The first part of the cure would be investment, both public and private, in growth-promoting infrastructure and R&D that could promote breakthrough technologies and new industries. The fact that the U.S. has underinvested in infrastructure for decades would make this a high-return strategy, at least for a while. Even the Republican economist Martin Feldstein agrees that the U.S. needs more fiscal policy in the form of more public investment: “To get the economy back on track, President Obama should propose, and Congress should enact, a five-year fiscal package that would move the growth of gross domestic product to above 3 percent a year and focus on direct government spending on infrastructure.” Institutions like the proposed national infrastructure bank could “crowd in” private capital that otherwise lacks adequate investment opportunities.
What about the second part of the Keynesian cure for secular stagnation — greater consumption by the many, not the few? The downsides of debt-driven private consumption have been brutally underlined by the housing, stock market, and student loan bubbles. However, while Americans do not need more McMansions or shares of dubious businesses like Pets.com, many low- and middle-income Americans as well as the economy might benefit from a major expansion of consumption of healthcare and education. But healthcare and education should be public enterprises or price-regulated private utilities, in order to prevent greedy providers — hospitals, pharma companies, doctors and universities — from using their market power to gouge consumers and the government, as most have done for the last generation in the U.S.

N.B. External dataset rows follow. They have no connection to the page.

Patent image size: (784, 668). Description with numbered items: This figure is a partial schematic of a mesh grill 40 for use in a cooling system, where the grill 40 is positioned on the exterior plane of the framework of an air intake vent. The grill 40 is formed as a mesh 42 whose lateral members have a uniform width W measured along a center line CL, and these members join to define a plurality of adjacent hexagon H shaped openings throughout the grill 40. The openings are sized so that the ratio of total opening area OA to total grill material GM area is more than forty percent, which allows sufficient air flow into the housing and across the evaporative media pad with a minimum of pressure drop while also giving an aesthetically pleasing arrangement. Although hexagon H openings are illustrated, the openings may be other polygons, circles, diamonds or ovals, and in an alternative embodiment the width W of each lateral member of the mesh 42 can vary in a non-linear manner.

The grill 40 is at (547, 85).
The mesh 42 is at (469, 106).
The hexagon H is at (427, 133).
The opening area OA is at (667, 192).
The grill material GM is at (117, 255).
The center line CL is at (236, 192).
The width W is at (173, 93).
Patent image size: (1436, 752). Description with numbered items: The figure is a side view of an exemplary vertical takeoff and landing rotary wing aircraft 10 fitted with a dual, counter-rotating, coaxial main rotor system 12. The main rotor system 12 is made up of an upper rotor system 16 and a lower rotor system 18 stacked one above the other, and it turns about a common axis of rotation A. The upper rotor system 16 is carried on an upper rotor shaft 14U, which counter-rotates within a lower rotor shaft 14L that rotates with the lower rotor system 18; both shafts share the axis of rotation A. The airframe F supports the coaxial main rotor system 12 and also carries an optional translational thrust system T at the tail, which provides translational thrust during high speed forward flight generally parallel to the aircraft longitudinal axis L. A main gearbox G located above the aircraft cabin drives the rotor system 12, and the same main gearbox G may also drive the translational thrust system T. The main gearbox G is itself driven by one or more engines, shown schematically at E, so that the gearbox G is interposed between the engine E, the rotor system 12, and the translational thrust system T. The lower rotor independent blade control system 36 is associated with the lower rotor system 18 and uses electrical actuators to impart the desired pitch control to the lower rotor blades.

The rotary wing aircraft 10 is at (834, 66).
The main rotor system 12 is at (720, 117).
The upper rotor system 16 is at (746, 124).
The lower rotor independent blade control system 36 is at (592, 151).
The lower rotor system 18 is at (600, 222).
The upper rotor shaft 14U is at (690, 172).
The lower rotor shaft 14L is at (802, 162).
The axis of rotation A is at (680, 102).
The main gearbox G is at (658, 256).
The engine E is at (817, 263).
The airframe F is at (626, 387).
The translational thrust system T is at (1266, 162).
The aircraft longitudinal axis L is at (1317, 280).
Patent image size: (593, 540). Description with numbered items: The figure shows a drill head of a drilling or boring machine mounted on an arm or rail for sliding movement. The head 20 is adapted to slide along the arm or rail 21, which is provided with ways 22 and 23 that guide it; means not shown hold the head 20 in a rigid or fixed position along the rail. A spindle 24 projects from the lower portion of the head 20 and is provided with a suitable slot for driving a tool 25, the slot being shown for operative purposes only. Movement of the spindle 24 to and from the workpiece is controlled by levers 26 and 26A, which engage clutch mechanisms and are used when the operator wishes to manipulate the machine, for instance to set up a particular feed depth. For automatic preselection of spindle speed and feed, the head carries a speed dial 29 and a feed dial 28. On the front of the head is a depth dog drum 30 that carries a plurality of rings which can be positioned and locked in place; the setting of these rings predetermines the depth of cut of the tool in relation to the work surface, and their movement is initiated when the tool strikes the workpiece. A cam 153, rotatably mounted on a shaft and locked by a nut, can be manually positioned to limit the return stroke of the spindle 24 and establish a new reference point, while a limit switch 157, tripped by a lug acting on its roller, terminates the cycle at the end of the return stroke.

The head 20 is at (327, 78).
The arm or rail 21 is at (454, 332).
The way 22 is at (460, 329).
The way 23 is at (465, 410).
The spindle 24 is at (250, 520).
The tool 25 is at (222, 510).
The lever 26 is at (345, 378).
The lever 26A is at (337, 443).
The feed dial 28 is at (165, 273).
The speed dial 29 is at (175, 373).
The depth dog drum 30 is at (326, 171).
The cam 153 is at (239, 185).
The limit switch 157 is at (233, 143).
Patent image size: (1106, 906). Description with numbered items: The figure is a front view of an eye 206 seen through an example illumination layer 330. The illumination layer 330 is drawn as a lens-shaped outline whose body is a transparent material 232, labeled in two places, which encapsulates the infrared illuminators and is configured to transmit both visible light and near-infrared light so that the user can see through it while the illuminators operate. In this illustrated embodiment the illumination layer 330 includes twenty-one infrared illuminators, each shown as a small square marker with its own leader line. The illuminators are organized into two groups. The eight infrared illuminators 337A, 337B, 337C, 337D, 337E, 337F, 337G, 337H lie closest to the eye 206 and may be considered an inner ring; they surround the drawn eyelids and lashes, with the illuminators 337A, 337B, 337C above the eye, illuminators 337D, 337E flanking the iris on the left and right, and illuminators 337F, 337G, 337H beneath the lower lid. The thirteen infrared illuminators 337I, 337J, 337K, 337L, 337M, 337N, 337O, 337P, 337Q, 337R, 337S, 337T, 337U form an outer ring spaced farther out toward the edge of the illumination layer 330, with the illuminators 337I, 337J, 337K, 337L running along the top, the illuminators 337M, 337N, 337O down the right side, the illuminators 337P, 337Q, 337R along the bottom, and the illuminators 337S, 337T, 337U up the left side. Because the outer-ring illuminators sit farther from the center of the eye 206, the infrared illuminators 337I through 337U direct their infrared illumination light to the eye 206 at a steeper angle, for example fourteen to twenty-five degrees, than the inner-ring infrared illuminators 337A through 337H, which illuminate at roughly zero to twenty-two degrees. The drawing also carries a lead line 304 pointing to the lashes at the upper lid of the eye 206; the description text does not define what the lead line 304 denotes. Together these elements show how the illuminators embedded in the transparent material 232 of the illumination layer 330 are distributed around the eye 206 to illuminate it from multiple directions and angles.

The last ingredient of the Keynesian cure for stagnation might be the most controversial, at least in the U.S. — “increased leisure, more holidays … and shorter hours.” But a shift from a goods-based manufacturing economy to a leisure-based services economy has long been underway in advanced industrial societies. As technology lowers the prices of manufactured goods, shelter and transportation, individuals as well as entire nations tend to spend more on services, including luxury services provided by other people. What were once upper-class luxuries, such as dining out in restaurants, tourist travel and even massages, become perks of the mass middle class. Thanks to productivity growth, the typical worker of the future may be a nursing aide or restaurant waiter who works four days a week — long enough to afford a vacation trip or a weekend at the spa. I have described this kind of egalitarian service economy — in which middle-class service sector workers buy and sell former luxury services to one another — as “service sector Fordism.”
A world of technologically produced abundance, in which consumption shifts, beyond a point of saturation, from manufactured products to quality-of-life services and amenities, many of them provided by the public sector, is very far from the neo-Dickensian capitalism promoted by Reaganites and Clinton-Blair neoliberals, in which citizens are exhorted to study longer, work more hours and take cuts in pay, all in the name of zero-sum “competitiveness” on the part of individuals or nations. But something like this was the vision of the second greatest progressive president in American history, in his 1965 State of the Union address — a vision of shared abundance and increased leisure that is more relevant than ever:
We worked for two centuries to climb this peak of prosperity. But we are only at the beginning of the road to the Great Society. Ahead now is a summit where freedom from the wants of the body can help fulfill the needs of the spirit …
We want to grow and build and create, but we want progress to be the servant and not the master of man.